Our work is cross disciplinary and proceeds along parallel but interactive tracks in the following areas:
Deep Brain Stimulation (DBS)
Deep Brain Stimulation includes studies of mechanism of action by combining computer simulation, physiological measurements, imaging and clinical evaluations. Disorders of interest are Parkinson’s disease, essential tremor, and new indications and targets were DBS is introduced.
Fluorescence techniques for brain tumor resection
A portable system for on-line induced 5-ALA fluorescence is evaluated during brain tumor resection. Fluorescence is compared with intra-operative ultrasound, MRI, histology and microscopy. It now been introduced for pediatric brain tumor surgery.

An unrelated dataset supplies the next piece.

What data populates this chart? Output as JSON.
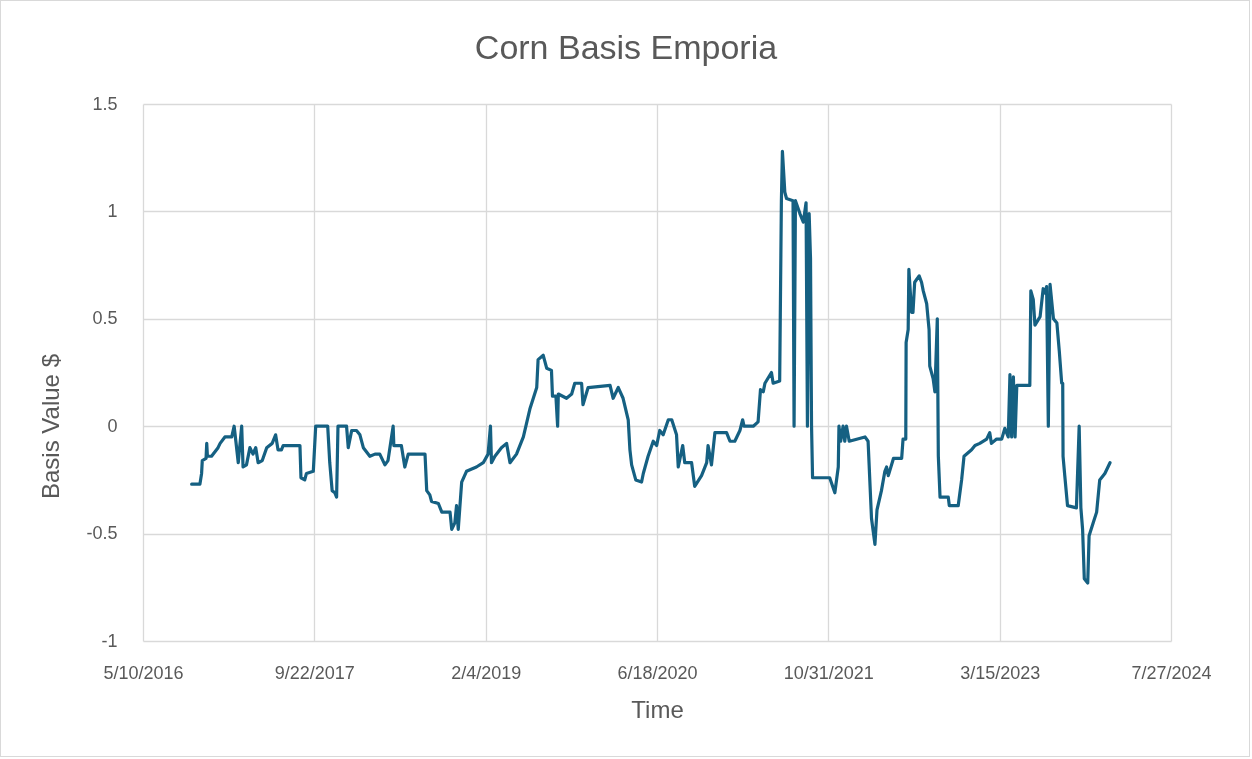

Optical intracerebral navigation
Laser Doppler flowmetry and reflective spectroscopy are adapted for use during stereotactic DBS-implantations. Optical trajectories are defined for DBS-targets, fundamental aspects of light interaction investigated and a “vessel warning” feature is explored.
Brain microcirculation is studied with e.g. Laser Doppler flowmetry (LDF) and by extracting chromophores, e.g. Hb and Hb02, from reflectance spectra. The LDF method has been adapted for intraoperative measurements during DBS-implantations, open tumor surgery and for on-line monitoring in neurointensive care.
Patient-specific modelling and simulation of DBS
Software for finite element method (FEM) modelling, simulation and visualization of the electric field around DBS-electrodes has been developed. It is used with clinical evaluations of movement in Parkinson’s disease and essential tremor and is now introduced for new DBS-symptoms, brain targets and lead designs.
Neuro-modelling is performed with software and physical constructions. Software models are combined with FEM models of DBS-lead designs for increased knowledge of volume tissue activated. The Paxon, a physical axon model is designed as a test bench for electrodes commonly used in health care.
Sampling of neuroactive substances parallel to DBS implantations can be performed with microdialysis. Patient-specific FEM models stimulate the tissue volume of influence associated with microdialysis catheters placed in basal ganglia nuclei and DBS-leads.